Well, in that thing, it's more like "hand-suggesting", isn't it?

:D

Technically "load requests" in flight mode and the first few hundred feet, it's "direct law". Pretty much the same thing on any modern fly-by-wire jet. Love 'em, hate 'em, better get used to them because there are many more coming.
 
Todd, with those numbers, you're exactly the guy who should be hand-flying as much as possible.

Hardly. That would just lead to a lack of proficiency with the automation (which, frankly, is far more important). I hand fly on occasion, like I said everyone should. But only on occasion.
 
I'll call it "the UAV/RPA effect". As millions of military hours operating UAVs/RPAs have shown, it is possible to have this human decisionmaking in the loop of aircraft operations but without actually having them in the cockpit of the aircraft. Every single one of the circumstances you mention, and the others, can all be done with a guy sitting in a box thousands of miles away

Sounds like a dream job to me. :)

But remote piloting -- which still very much allows that decisionmaking you reference -- again cannot handle either avionics failures (especially those that impact the sensors needed to "see/hear", and parts of the control link) or catastrophic emergencies/failures.

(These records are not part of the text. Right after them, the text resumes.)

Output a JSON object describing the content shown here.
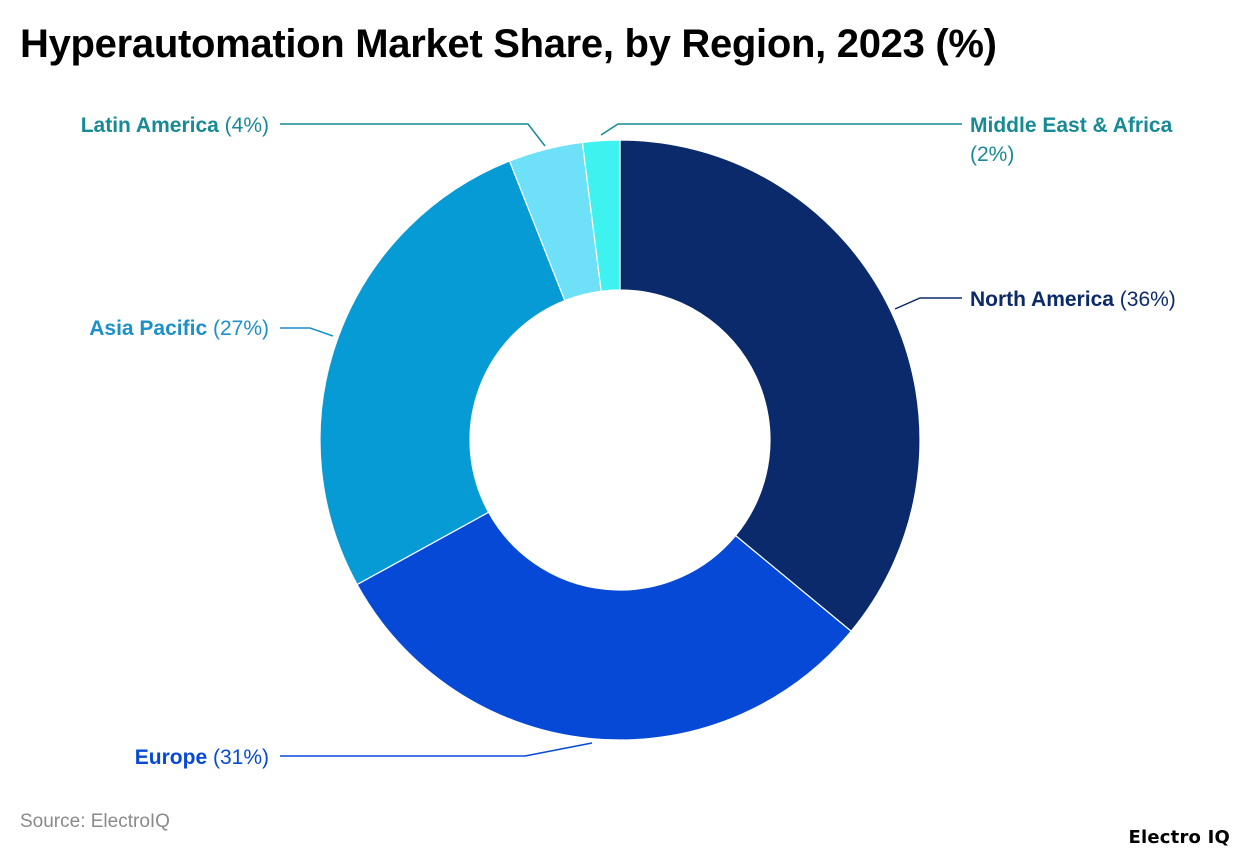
{
  "chart_data": {
    "type": "pie",
    "variant": "donut",
    "title": "Hyperautomation Market Share, by Region, 2023 (%)",
    "categories": [
      "North America",
      "Europe",
      "Asia Pacific",
      "Latin America",
      "Middle East & Africa"
    ],
    "values": [
      36,
      31,
      27,
      4,
      2
    ],
    "value_labels": [
      "(36%)",
      "(31%)",
      "(27%)",
      "(4%)",
      "(2%)"
    ],
    "colors": [
      "#0b2a6b",
      "#0549d6",
      "#079bd6",
      "#6ee0f7",
      "#3ef2ef"
    ],
    "label_colors": [
      "#0b2a6b",
      "#0549d6",
      "#1b90c9",
      "#178a96",
      "#178a96"
    ],
    "start_angle": "12 o'clock",
    "direction": "clockwise"
  },
  "source": "Source: ElectroIQ",
  "brand": "Electro IQ"
}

Sure he can, with enough systems redundancy to ensure that he maintains control over the aircraft. Believe me, this is where aviation is heading. Within our lifetimes, you will begin to see at least cargo aircraft with no pilot on board the actual aircraft. Count on it.
 
Love 'em, hate 'em, better get used to them because there are many more coming.

Oh, that's one that doesn't even really bother me that much. It doesn't seem to me that simple computers are any less reliable than, say, hydraulic systems. Noone bats an eyelash at hydraulics.

That said, when I see a fuse laying around unattended, I light it. Because that's how I roll!